Television is dying for me.  I'd like to identify the culprits (in chronological order):

  • My kids.  When they're around, I can't always watch the shows I want to watch.  And when they aren't around, I don't want to waste my precious screen time on commercials or waiting for a show. 
  • The iPad.  Sherry and I bought one about a year ago.  It is a complete game-changer in how it altered my preferences for consuming news.  Ironically, I have ceded ownership to my wife.  She gets more out of it than I do.  I'll still get chances to occasionally use it to read my magazines and The Inquirer.
  • The Kindle.  Really, it might be a bit player in all this.  But I acquired it last summer just as I was starting to get more interested in reading Game of Thrones.  Reading on it came to supplant watching the Phillies as my way to pass a pleasant summer evening. 
  • The Philadelphia Eagles.  Their 2011 campaign was such a clunker it diminished my desire to watch nearly any sport.  The Flyers' pratfall in the playoffs and the Phillies' mediocre start to the 2012 season hasn't helped matters.  Ironically, I won't miss a single Eagles game after switching off the cable.  Those are still over the air. 
  • The Roku Box.  It's nimble.  It's flexible.  It links me to nearly anything I want to watch.  I just have to pray that the little guy holds out against the titans that are Apple and Google.  

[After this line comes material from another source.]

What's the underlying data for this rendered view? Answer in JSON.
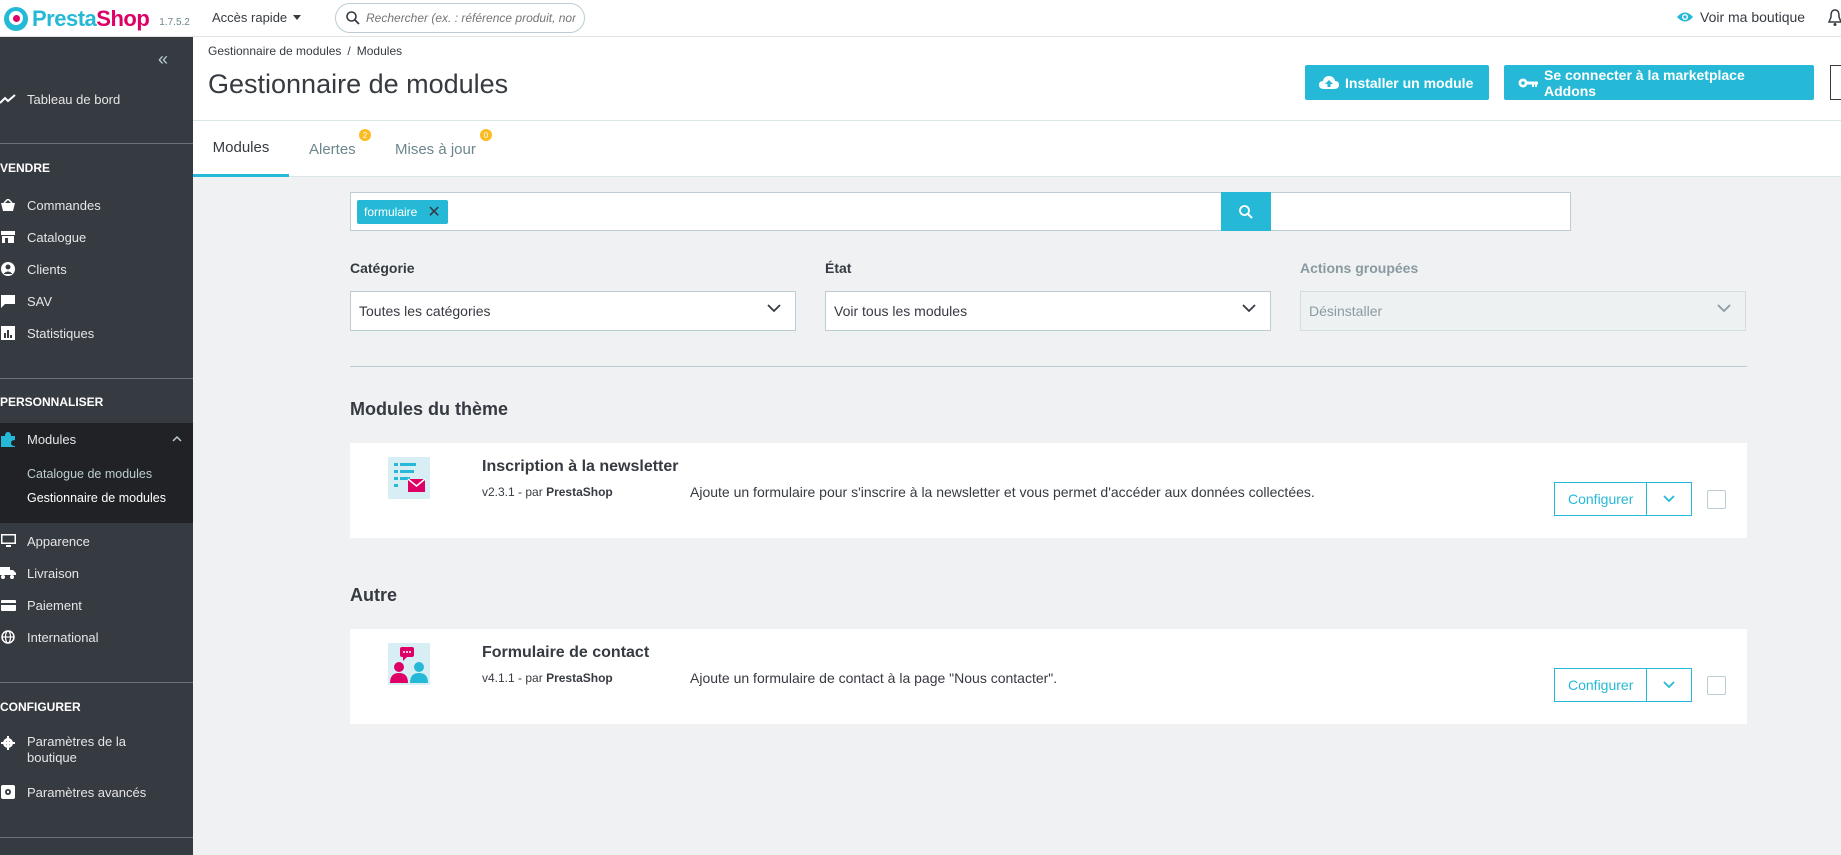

  • That commentator on Michael Smerconish's show who, back in March, talked of how one should invest one's time rather than just spend it.  It's made me rethink what I do when I relax.  (By the way, a peripheral casualty of this was Angry Birds.) 
  • This laptop.  Now I can just digest however much content online as I want.  And a lot of it is news and commentary.  I like the ability to create and consume this laptop gives me.  I like being able to pick away at tasks both tedious and amusing online as I half-heartedly watch something.  Further, I'm starting to lock in on the richness of news that is out there.  

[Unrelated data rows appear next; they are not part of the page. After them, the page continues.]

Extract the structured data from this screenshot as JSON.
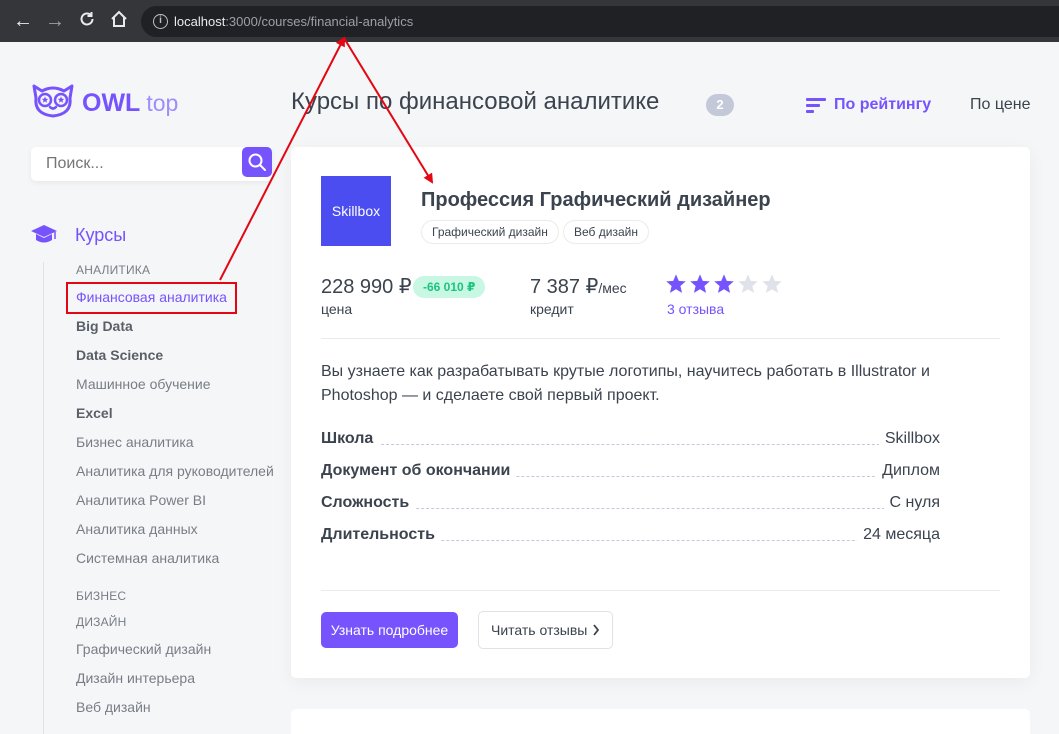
{
  "browser": {
    "url_host": "localhost",
    "url_rest": ":3000/courses/financial-analytics",
    "info_icon": "i"
  },
  "logo": {
    "name": "OWL",
    "suffix": "top"
  },
  "search": {
    "placeholder": "Поиск..."
  },
  "sidebar": {
    "category": "Курсы",
    "items": [
      {
        "label": "АНАЛИТИКА",
        "kind": "section"
      },
      {
        "label": "Финансовая аналитика",
        "kind": "active"
      },
      {
        "label": "Big Data",
        "kind": "bold"
      },
      {
        "label": "Data Science",
        "kind": "bold"
      },
      {
        "label": "Машинное обучение",
        "kind": "normal"
      },
      {
        "label": "Excel",
        "kind": "bold"
      },
      {
        "label": "Бизнес аналитика",
        "kind": "normal"
      },
      {
        "label": "Аналитика для руководителей",
        "kind": "normal"
      },
      {
        "label": "Аналитика Power BI",
        "kind": "normal"
      },
      {
        "label": "Аналитика данных",
        "kind": "normal"
      },
      {
        "label": "Системная аналитика",
        "kind": "normal"
      },
      {
        "label": "БИЗНЕС",
        "kind": "section"
      },
      {
        "label": "ДИЗАЙН",
        "kind": "section"
      },
      {
        "label": "Графический дизайн",
        "kind": "normal"
      },
      {
        "label": "Дизайн интерьера",
        "kind": "normal"
      },
      {
        "label": "Веб дизайн",
        "kind": "normal"
      }
    ]
  },
  "header": {
    "title": "Курсы по финансовой аналитике",
    "count": "2",
    "sort_rating": "По рейтингу",
    "sort_price": "По цене"
  },
  "course": {
    "logo_text": "Skillbox",
    "title": "Профессия Графический дизайнер",
    "tags": [
      "Графический дизайн",
      "Веб дизайн"
    ],
    "price": "228 990 ₽",
    "discount": "-66 010 ₽",
    "price_label": "цена",
    "credit": "7 387 ₽",
    "credit_unit": "/мес",
    "credit_label": "кредит",
    "rating": 3,
    "rating_max": 5,
    "reviews": "3 отзыва",
    "description": "Вы узнаете как разрабатывать крутые логотипы, научитесь работать в Illustrator и Photoshop — и сделаете свой первый проект.",
    "features": [
      {
        "key": "Школа",
        "value": "Skillbox"
      },
      {
        "key": "Документ об окончании",
        "value": "Диплом"
      },
      {
        "key": "Сложность",
        "value": "С нуля"
      },
      {
        "key": "Длительность",
        "value": "24 месяца"
      }
    ],
    "more_button": "Узнать подробнее",
    "reviews_button": "Читать отзывы"
  },
  "colors": {
    "accent": "#7653fc",
    "discount_bg": "#c8f8e4",
    "discount_text": "#1dc37e",
    "star_filled": "#7653fc",
    "star_empty": "#dfe2e8",
    "annotation": "#e30613"
  }
}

And that's the story.  The economics teacher in me wants to point out the diminishing marginal returns of television.  And after 36 years of watching a lot of television, it makes sense that I've hit the end of what it can do for me.  It's amusing to think of how these changes are going to make my household look different by the time my kids are 15 or 16, the age I was when cable first came to my neighborhood. 

Sherry reminded me tonight of how I used to yearn for a television in the kitchen.  No more.  The iPad and laptop can satisfy that.  I think she enjoyed knowing that holding the line on keeping TV out of the kitchen has worked out so nicely.